In questo senso si è già espressa, dopo la richiamata pronuncia delle Sezioni Unite, la ordinanza n. 2174 del 2017, che in accoglimento del ricorso ha cassato la sentenza impugnata che aveva dichiarato inammissibile l’appello in una ipotesi in cui l’atto di appello non era stato notificato per irreperibilità del destinatario, affermando che la mancata esecuzione della consegna per irreperibilità integra una notificazione compiuta, in quanto il processo notificatorio risulta ultimato, anche se con l’attestazione di irreperibilità del destinatario, e ne trae la conseguenza che la notificazione era meramente nulla, e non inesistente, e che la stessa potesse essere sanata dalla costituzione della parte appellata.

Da ultimo, l’orientamento tracciato dalla Sezioni Unite, nel cui solco questa sentenza si inserisce, giova a consentire di superare, grazie all’applicazione del principio della sanatoria della nullità per raggiungimento dello scopo, l’impossibilità di giungere ad una celebrazione del processo nel merito in ipotesi in cui sussista un banale errore materiale del mittente, riconoscibile e facilmente superabile mediante la normale collaborazione esigibile dall’ufficiale giudiziario nella esecuzione della notifica, che fa parte dei compiti stessi dell’ufficiale giudiziario. Deve ritenersi infatti che l’attività dell’ufficiale giudiziario di ricerca del destinatario non si esaurisca nell’effettuare il sopralluogo all’indirizzo indicato dal mittente ed a cercare sul posto il nominativo da questi indicato, ma, ove non si reperisca in tal modo il destinatario deve articolarsi anche nella necessaria attività di acquisizione sul posto di informazioni che, senza impegnare l’ufficiale giudiziario in una ricerca del destinatario o in una attività sostitutiva della diligenza della parte, gli possano consentire di conseguire l’esito positivo del procedimento notificatorio (di recente Cass. n. 8638 del 2017, in tema di notifica ex art. 143 c.p.c., ha espresso il seguente principio di diritto: “In tema di notificazione ex art. 143 c.p.c., l’ufficiale giudiziario, ove non abbia rinvenuto il destinatario nel luogo di residenza risultante dal certificato anagrafico, è tenuto a svolgere ogni ulteriore ricerca ed indagine dandone conto nella relata, dovendo ritenersi, in difetto, la nullità della notificazione, con il conseguente obbligo per il giudice di disporne il rinnovo ai sensi dell’art. 291 c.p.c., previa fissazione di apposito termine perentorio. (Così statuendo, la S.C. ha cassato la sentenza impugnata che aveva ritenuto la regolarità di una notifica eseguita ex art. 143 c.p.c. semplicemente sulla base dell’assenza del nominativo della destinataria sul citofono dell’indirizzo di residenza anagrafica, trascurando di rilevare che la dicitura famiglia seguita da altro cognome, presente sullo stesso citofono, corrispondeva effettivamente alla residenza della destinataria, essendo quel cognome riferibile al defunto marito)”.

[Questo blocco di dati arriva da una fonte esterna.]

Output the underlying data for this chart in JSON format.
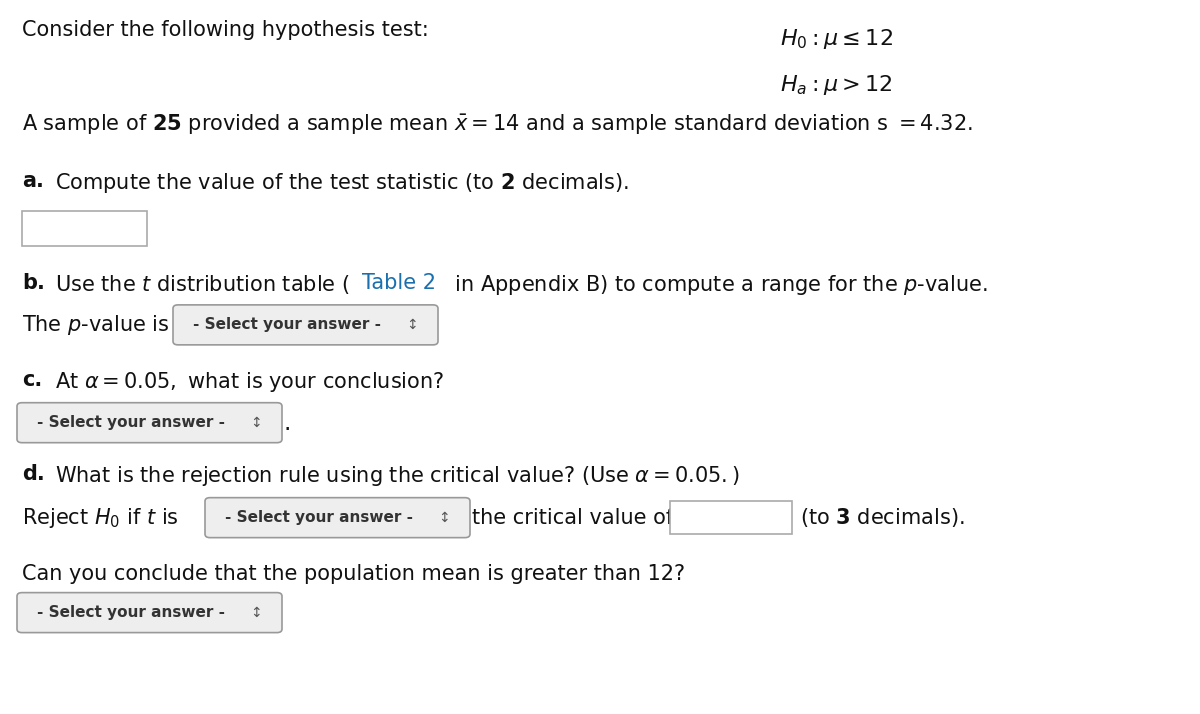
{
  "bg_color": "#ffffff",
  "title_text": "Consider the following hypothesis test:",
  "h0_text": "$H_0: \\mu \\leq 12$",
  "ha_text": "$H_a: \\mu > 12$",
  "sample_line": "A sample of $\\mathbf{25}$ provided a sample mean $\\bar{x} = 14$ and a sample standard deviation s $= 4.32.$",
  "part_a_label": "a.",
  "part_a_text": "Compute the value of the test statistic (to $\\mathbf{2}$ decimals).",
  "part_b_label": "b.",
  "part_b_text": "Use the $t$ distribution table ($\\mathdefault{\\color{blue}{Table\\ 2}}$ in Appendix B) to compute a range for the $p$-value.",
  "pvalue_prefix": "The $p$-value is",
  "part_c_label": "c.",
  "part_c_text": "At $\\alpha = 0.05,$ what is your conclusion?",
  "part_d_label": "d.",
  "part_d_text": "What is the rejection rule using the critical value? (Use $\\alpha = 0.05.$)",
  "reject_prefix": "Reject $H_0$ if $t$ is",
  "critical_suffix": "the critical value of",
  "decimals_text": "(to $\\mathbf{3}$ decimals).",
  "conclude_text": "Can you conclude that the population mean is greater than 12?",
  "select_text": "- Select your answer -",
  "font_size": 15,
  "dropdown_color": "#eeeeee",
  "dropdown_border": "#999999",
  "input_box_color": "#ffffff",
  "input_box_border": "#aaaaaa",
  "blue_color": "#1a6faf"
}
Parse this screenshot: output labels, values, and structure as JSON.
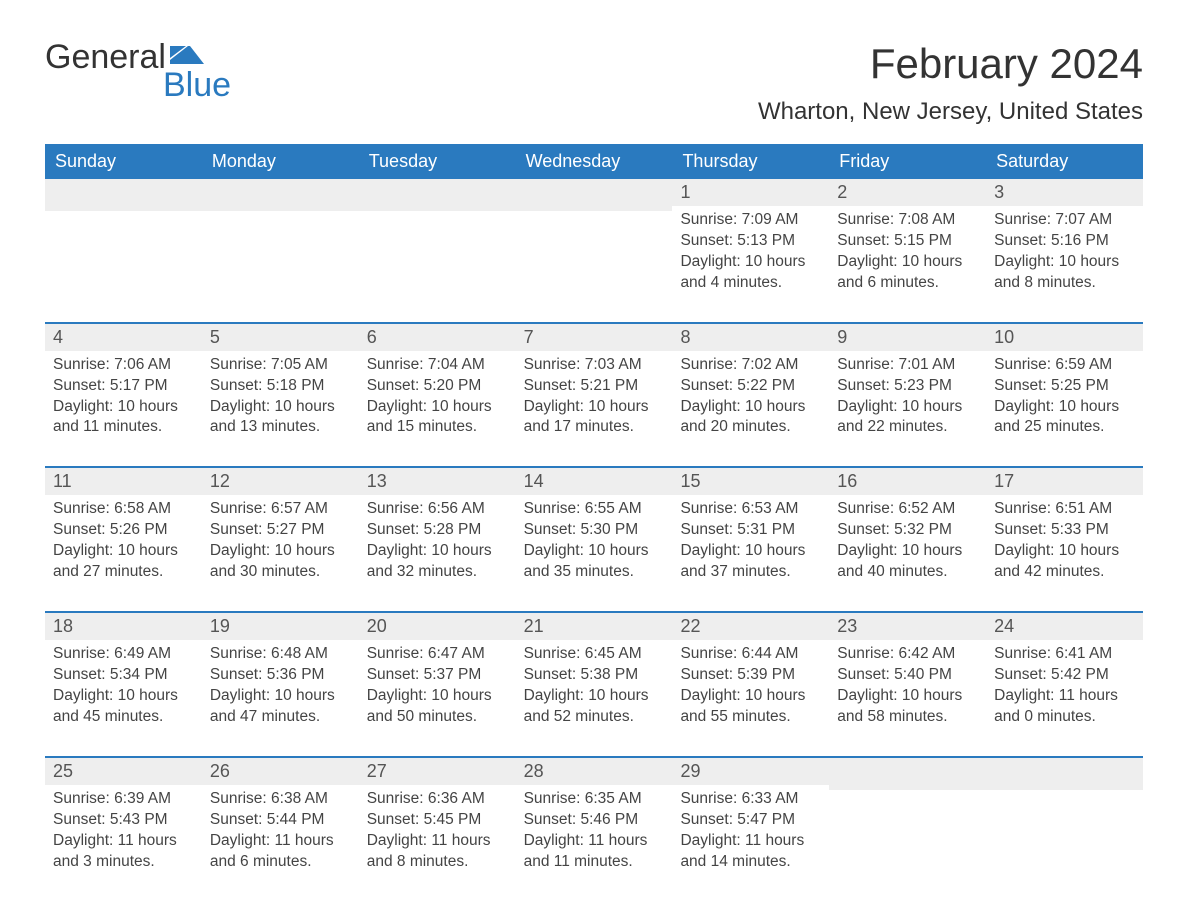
{
  "logo": {
    "word1": "General",
    "word2": "Blue",
    "text_color": "#333333",
    "accent_color": "#2a7abf"
  },
  "header": {
    "month_title": "February 2024",
    "location": "Wharton, New Jersey, United States"
  },
  "colors": {
    "header_bg": "#2a7abf",
    "header_text": "#ffffff",
    "day_number_bg": "#eeeeee",
    "row_border": "#2a7abf",
    "body_text": "#444444",
    "background": "#ffffff"
  },
  "typography": {
    "title_fontsize": 42,
    "location_fontsize": 24,
    "weekday_fontsize": 18,
    "daynum_fontsize": 18,
    "content_fontsize": 15.5
  },
  "calendar": {
    "weekdays": [
      "Sunday",
      "Monday",
      "Tuesday",
      "Wednesday",
      "Thursday",
      "Friday",
      "Saturday"
    ],
    "weeks": [
      [
        null,
        null,
        null,
        null,
        {
          "day": "1",
          "sunrise": "Sunrise: 7:09 AM",
          "sunset": "Sunset: 5:13 PM",
          "daylight": "Daylight: 10 hours and 4 minutes."
        },
        {
          "day": "2",
          "sunrise": "Sunrise: 7:08 AM",
          "sunset": "Sunset: 5:15 PM",
          "daylight": "Daylight: 10 hours and 6 minutes."
        },
        {
          "day": "3",
          "sunrise": "Sunrise: 7:07 AM",
          "sunset": "Sunset: 5:16 PM",
          "daylight": "Daylight: 10 hours and 8 minutes."
        }
      ],
      [
        {
          "day": "4",
          "sunrise": "Sunrise: 7:06 AM",
          "sunset": "Sunset: 5:17 PM",
          "daylight": "Daylight: 10 hours and 11 minutes."
        },
        {
          "day": "5",
          "sunrise": "Sunrise: 7:05 AM",
          "sunset": "Sunset: 5:18 PM",
          "daylight": "Daylight: 10 hours and 13 minutes."
        },
        {
          "day": "6",
          "sunrise": "Sunrise: 7:04 AM",
          "sunset": "Sunset: 5:20 PM",
          "daylight": "Daylight: 10 hours and 15 minutes."
        },
        {
          "day": "7",
          "sunrise": "Sunrise: 7:03 AM",
          "sunset": "Sunset: 5:21 PM",
          "daylight": "Daylight: 10 hours and 17 minutes."
        },
        {
          "day": "8",
          "sunrise": "Sunrise: 7:02 AM",
          "sunset": "Sunset: 5:22 PM",
          "daylight": "Daylight: 10 hours and 20 minutes."
        },
        {
          "day": "9",
          "sunrise": "Sunrise: 7:01 AM",
          "sunset": "Sunset: 5:23 PM",
          "daylight": "Daylight: 10 hours and 22 minutes."
        },
        {
          "day": "10",
          "sunrise": "Sunrise: 6:59 AM",
          "sunset": "Sunset: 5:25 PM",
          "daylight": "Daylight: 10 hours and 25 minutes."
        }
      ],
      [
        {
          "day": "11",
          "sunrise": "Sunrise: 6:58 AM",
          "sunset": "Sunset: 5:26 PM",
          "daylight": "Daylight: 10 hours and 27 minutes."
        },
        {
          "day": "12",
          "sunrise": "Sunrise: 6:57 AM",
          "sunset": "Sunset: 5:27 PM",
          "daylight": "Daylight: 10 hours and 30 minutes."
        },
        {
          "day": "13",
          "sunrise": "Sunrise: 6:56 AM",
          "sunset": "Sunset: 5:28 PM",
          "daylight": "Daylight: 10 hours and 32 minutes."
        },
        {
          "day": "14",
          "sunrise": "Sunrise: 6:55 AM",
          "sunset": "Sunset: 5:30 PM",
          "daylight": "Daylight: 10 hours and 35 minutes."
        },
        {
          "day": "15",
          "sunrise": "Sunrise: 6:53 AM",
          "sunset": "Sunset: 5:31 PM",
          "daylight": "Daylight: 10 hours and 37 minutes."
        },
        {
          "day": "16",
          "sunrise": "Sunrise: 6:52 AM",
          "sunset": "Sunset: 5:32 PM",
          "daylight": "Daylight: 10 hours and 40 minutes."
        },
        {
          "day": "17",
          "sunrise": "Sunrise: 6:51 AM",
          "sunset": "Sunset: 5:33 PM",
          "daylight": "Daylight: 10 hours and 42 minutes."
        }
      ],
      [
        {
          "day": "18",
          "sunrise": "Sunrise: 6:49 AM",
          "sunset": "Sunset: 5:34 PM",
          "daylight": "Daylight: 10 hours and 45 minutes."
        },
        {
          "day": "19",
          "sunrise": "Sunrise: 6:48 AM",
          "sunset": "Sunset: 5:36 PM",
          "daylight": "Daylight: 10 hours and 47 minutes."
        },
        {
          "day": "20",
          "sunrise": "Sunrise: 6:47 AM",
          "sunset": "Sunset: 5:37 PM",
          "daylight": "Daylight: 10 hours and 50 minutes."
        },
        {
          "day": "21",
          "sunrise": "Sunrise: 6:45 AM",
          "sunset": "Sunset: 5:38 PM",
          "daylight": "Daylight: 10 hours and 52 minutes."
        },
        {
          "day": "22",
          "sunrise": "Sunrise: 6:44 AM",
          "sunset": "Sunset: 5:39 PM",
          "daylight": "Daylight: 10 hours and 55 minutes."
        },
        {
          "day": "23",
          "sunrise": "Sunrise: 6:42 AM",
          "sunset": "Sunset: 5:40 PM",
          "daylight": "Daylight: 10 hours and 58 minutes."
        },
        {
          "day": "24",
          "sunrise": "Sunrise: 6:41 AM",
          "sunset": "Sunset: 5:42 PM",
          "daylight": "Daylight: 11 hours and 0 minutes."
        }
      ],
      [
        {
          "day": "25",
          "sunrise": "Sunrise: 6:39 AM",
          "sunset": "Sunset: 5:43 PM",
          "daylight": "Daylight: 11 hours and 3 minutes."
        },
        {
          "day": "26",
          "sunrise": "Sunrise: 6:38 AM",
          "sunset": "Sunset: 5:44 PM",
          "daylight": "Daylight: 11 hours and 6 minutes."
        },
        {
          "day": "27",
          "sunrise": "Sunrise: 6:36 AM",
          "sunset": "Sunset: 5:45 PM",
          "daylight": "Daylight: 11 hours and 8 minutes."
        },
        {
          "day": "28",
          "sunrise": "Sunrise: 6:35 AM",
          "sunset": "Sunset: 5:46 PM",
          "daylight": "Daylight: 11 hours and 11 minutes."
        },
        {
          "day": "29",
          "sunrise": "Sunrise: 6:33 AM",
          "sunset": "Sunset: 5:47 PM",
          "daylight": "Daylight: 11 hours and 14 minutes."
        },
        null,
        null
      ]
    ]
  }
}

Il ricorso va pertanto accolto, con cassazione della sentenza impugnata e rinvio della causa alla Corte d’Appello di Roma in diversa composizione, che provvederà anche alla liquidazione delle spese del presente giudizio.

P.Q.M.

Accoglie il ricorso, cassa la sentenza impugnata e rinvia alla Corte d’Appello di Roma in diversa composizione.